In the lawsuits, the women have demanded amounts ranging from $22,000 to 10 times that figure. Mine says there is no way to tell how much the fund will disburse. It has had few contributions, and its administrators have no idea how many women will seek compensation.

Ultimately, the women will have to rely on their stories to convince people they were sex slaves. Recently the Monitor accompanied Ms. Santillan, one of 46 Filipina women suing the Japanese government, to the part of Manila where she lived during the war. A thin, fine-featured woman, she tells her story without anger. Occasionally she looks downcast, the muscles around her eyes tightening in resignation, frustration, and sadness. This is her account:

In late 1942, she was working in her family's snack bar, next door to the Manila main railway station, which was occupied by the Japanese Army. Soldiers from the station and a nearby building called the Airport Studio, a photography shop turned into barracks, frequented Santillan's eatery. On Dec. 15, a Japanese officer named Sakuma told Santillan to accompany him so she could cook for the soldiers housed in the Airport Studio. She refused and was slapped. Her mother protested and was kicked. "When they took you," Santillan recalls, "you went."

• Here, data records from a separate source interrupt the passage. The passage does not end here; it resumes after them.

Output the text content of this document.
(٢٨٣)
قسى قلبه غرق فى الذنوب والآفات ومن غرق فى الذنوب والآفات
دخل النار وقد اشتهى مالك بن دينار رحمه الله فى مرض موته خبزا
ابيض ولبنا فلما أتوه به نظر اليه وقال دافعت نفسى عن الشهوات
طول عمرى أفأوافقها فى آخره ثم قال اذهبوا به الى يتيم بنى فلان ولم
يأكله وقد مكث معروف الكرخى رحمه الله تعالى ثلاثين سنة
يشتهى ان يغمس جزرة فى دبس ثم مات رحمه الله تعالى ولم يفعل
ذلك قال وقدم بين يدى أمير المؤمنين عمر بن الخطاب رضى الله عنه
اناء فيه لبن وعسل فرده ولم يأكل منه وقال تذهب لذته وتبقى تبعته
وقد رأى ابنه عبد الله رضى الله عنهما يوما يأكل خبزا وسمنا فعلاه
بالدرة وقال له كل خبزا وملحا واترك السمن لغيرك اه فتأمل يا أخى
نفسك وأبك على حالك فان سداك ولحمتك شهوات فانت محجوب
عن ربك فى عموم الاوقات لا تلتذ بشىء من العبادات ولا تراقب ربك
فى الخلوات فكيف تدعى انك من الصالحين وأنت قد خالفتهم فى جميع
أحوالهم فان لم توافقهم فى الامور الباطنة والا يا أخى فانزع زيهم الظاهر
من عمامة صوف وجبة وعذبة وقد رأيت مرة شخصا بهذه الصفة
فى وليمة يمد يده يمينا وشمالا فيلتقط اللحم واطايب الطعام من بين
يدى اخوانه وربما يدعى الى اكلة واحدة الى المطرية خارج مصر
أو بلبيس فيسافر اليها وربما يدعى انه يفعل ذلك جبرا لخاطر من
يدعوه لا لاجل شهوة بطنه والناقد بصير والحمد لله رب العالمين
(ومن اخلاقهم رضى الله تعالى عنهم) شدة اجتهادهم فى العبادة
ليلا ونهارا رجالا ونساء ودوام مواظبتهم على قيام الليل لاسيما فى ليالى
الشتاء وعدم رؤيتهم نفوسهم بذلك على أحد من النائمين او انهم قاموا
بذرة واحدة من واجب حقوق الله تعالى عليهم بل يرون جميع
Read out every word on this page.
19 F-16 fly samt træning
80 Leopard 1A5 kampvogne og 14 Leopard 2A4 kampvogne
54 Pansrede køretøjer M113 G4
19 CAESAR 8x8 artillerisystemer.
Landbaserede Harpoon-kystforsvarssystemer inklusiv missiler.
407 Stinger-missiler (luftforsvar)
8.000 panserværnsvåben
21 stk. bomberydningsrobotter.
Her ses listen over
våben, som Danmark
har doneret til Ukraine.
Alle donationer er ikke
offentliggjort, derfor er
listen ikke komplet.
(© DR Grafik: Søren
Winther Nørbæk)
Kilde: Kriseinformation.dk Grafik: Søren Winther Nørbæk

Sakuma and another officer led her to the studio, a five-minute walk from the snack bar. They brought her to a large room with a kitchen, a toilet, three beds, and a window. Santillan joined two other women in the room. Their names were Cora and Daisy. "I stayed there for two years," she says in good English. "I am cooking, and I am washing, and at night the Japanese do what they want." The women were kept under guard.

Some nights, during the two years of her incarceration, she was not touched. More often, she was raped. On the worst nights there were as many as seven soldiers.

Today, the Airport Studio is gone, replaced by a row of shops that are part of the grimy, crowded commerce around the railway station. Santillan steps near the railing of a nearby bridge and looks to the waterway below.

In November 1944 her cousins came for her, hiding in the grasses and whistling up at her window when the Japanese were out of their barracks. The cousins signaled her to be ready and returned a few days later. She used a rope to climb down from the second-story window.

Today, looking down the narrow river past shanties built in the shadow of a tall new hotel, she describes running along the water's edge, boarding her cousin's boat, and making her way to her family's village in the countryside.

Then she returns to the street and prepares for the long ride to her one-room shanty in a low-income housing area outside Manila.

Interviewed in 1992 by investigators for a group that represents the women, Santillan said: "When news about the 'comfort women' came out, of course I knew I am one of them. At first, I hesitated if I would come out, but finally I decided I should. Justice must be dispensed to us victims. We have no choice but to speak out."